In-vitro fertilization-embryo transfer (IVF-ET) treatment involves multiple follicular development following ovarian stimulation, oocyte retrieval and ET after fertilization. Despite recent advances in ovarian stimulation, the method of assisted fertilization and improved culture conditions, the implantation potential of embryos remains around 20-25% for a long time.

ET is the final step of an IVF cycle and its success depends on the embryo quality, the endometrial receptivity and uterine contractions. Uterine contractions play an important role in embryo implantation (Fanchin, 2009) as excessive uterine contractions may expel embryos from the uterus and decrease the implantation potential of embryos (Fanchin et al., 1998).
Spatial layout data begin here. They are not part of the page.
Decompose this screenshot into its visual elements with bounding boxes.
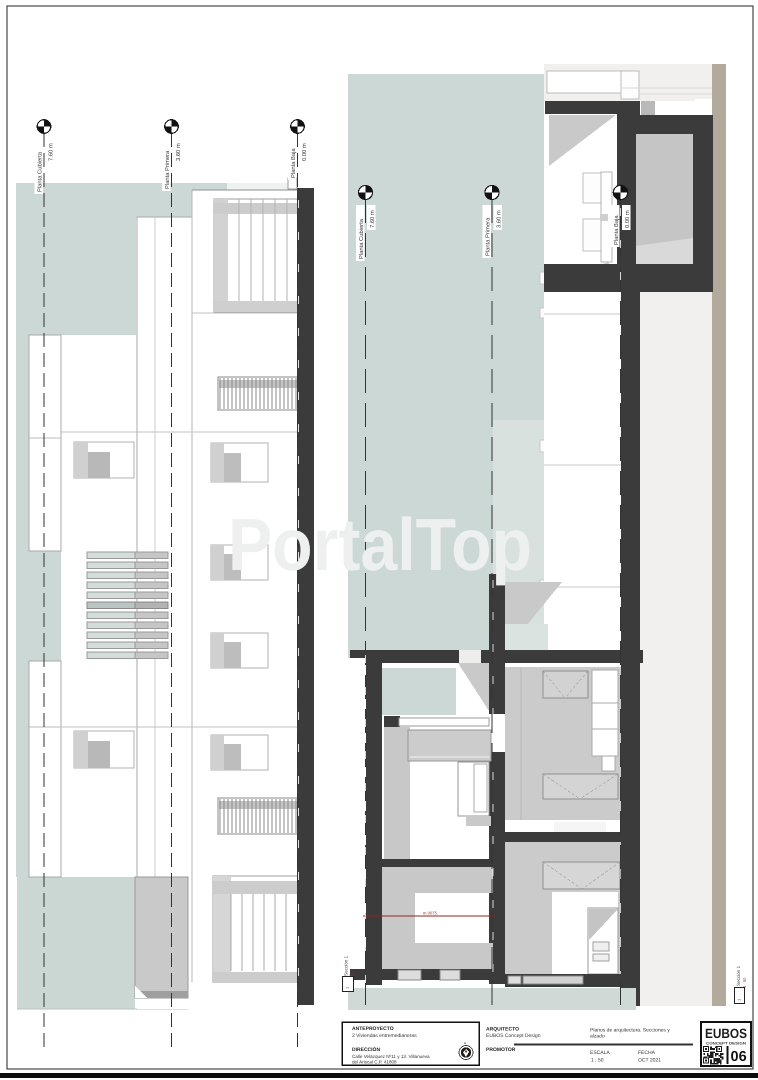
svg-text:1 : 50: 1 : 50 [742, 977, 747, 988]
svg-text:DIRECCIÓN: DIRECCIÓN [352, 1046, 380, 1053]
svg-text:3.60 m: 3.60 m [175, 143, 182, 161]
svg-text:FECHA: FECHA [638, 1050, 656, 1056]
svg-text:PortalTop: PortalTop [228, 503, 532, 586]
svg-text:3.60 m: 3.60 m [495, 210, 502, 228]
svg-text:Planta Baja: Planta Baja [613, 215, 620, 245]
svg-text:06: 06 [731, 1049, 747, 1065]
svg-text:m 0075: m 0075 [423, 911, 438, 916]
svg-text:Planta Cubierta: Planta Cubierta [358, 218, 365, 259]
svg-text:alzado: alzado [590, 1034, 605, 1040]
svg-text:EUBOS Concept Design: EUBOS Concept Design [486, 1033, 541, 1039]
svg-text:ANTEPROYECTO: ANTEPROYECTO [352, 1026, 394, 1032]
svg-text:CONCEPT DESIGN: CONCEPT DESIGN [706, 1042, 746, 1046]
svg-text:Planta Primera: Planta Primera [164, 150, 171, 189]
svg-text:Planta Primera: Planta Primera [484, 217, 491, 256]
svg-text:Sección 1: Sección 1 [344, 955, 349, 976]
svg-text:Planta Cubierta: Planta Cubierta [36, 151, 43, 192]
svg-text:2 Viviendas entremedianeras: 2 Viviendas entremedianeras [352, 1033, 417, 1039]
svg-text:7.60 m: 7.60 m [369, 210, 376, 228]
svg-text:Calle Velázquez Nº11 y 13. Vil: Calle Velázquez Nº11 y 13. Villanueva [352, 1054, 430, 1059]
svg-text:0.00 m: 0.00 m [301, 143, 308, 161]
svg-text:Planta Baja: Planta Baja [290, 148, 297, 178]
svg-text:1 : 50: 1 : 50 [591, 1058, 604, 1064]
svg-text:7.60 m: 7.60 m [47, 143, 54, 161]
svg-text:ESCALA: ESCALA [590, 1050, 610, 1056]
svg-text:OCT 2021: OCT 2021 [638, 1058, 661, 1064]
svg-text:PROMOTOR: PROMOTOR [486, 1047, 516, 1053]
svg-text:ARQUITECTO: ARQUITECTO [486, 1027, 519, 1033]
svg-text:Sección 1: Sección 1 [736, 965, 741, 986]
svg-text:0.00 m: 0.00 m [624, 210, 631, 228]
svg-text:del Ariscal C.P. 41808: del Ariscal C.P. 41808 [352, 1060, 397, 1065]
svg-text:a: a [464, 1041, 466, 1045]
svg-text:EUBOS: EUBOS [705, 1026, 747, 1041]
Ovarian stimulation is used in the great majority of IVF programs so that multiple embryos are available for selection and transfer. However, supraphysiological concentrations of oestradiol following ovarian stimulation may induce endometrial production of oxytocin, formation of oxytocin receptors, and indirectly formation/release of PGF2a (Richter et al., 2004; Liedman et al., 2008). It has been shown that uterine contractile activity in IVF cycles is increased by approximately 6-fold when measured before ET as compared with the situation before ovulation in the natural cycle (Ayoubi et al., 2003). Fanchin et al. (1998) have estimated that about 30% of patients undergoing ET have pronounced uterine contractions. Uterine contractions can also be triggered after excessive cervical manipulation in difficult transfer procedure (Fanchin et al., 1998).

Drugs to inhibit increased uterine contractions at the time of ET are an attractive approach to improve the IVF success. However, the use of beta agonists or non-steroid anti-inflammatory drugs has not been shown to provide sufficient benefit (Bernabeu et al., 2006; Moon et al., 2004; Tsirigotis et al., 2000). Uterine contractions involve oxytocin and therefore inhibition of oxytocin receptors may improve the IVF success by decreasing uterine contractions, interfering with PGF2a/oxytocin systems and possibly improving endometrial perfusion (Vedernikov et al., 2006).

Atosiban, a combined oxytocin/vasopressin V1A antagonist, is currently registered for clinical use in women suffering from preterm labour. In a multicentre, randomized, placebo-controlled trial, it has been shown to reduce the frequency and amplitude of uterine contractions in egg donors when compared with placebo (Blockeel et al., 2009; Pierson et al., 2009; Visnova et al., 2009). There was a lack of an embryotoxic effect of atosiban in concentrations up to 50-fold therapeutic blood concentrations (Pierzynski et al., 2007). Atosiban did not affect the survival of 1-cell rabbit embryos, nor decrease the percentage of hatched rabbit blastocysts. The human sperm motility bioassay also showed no adverse influence.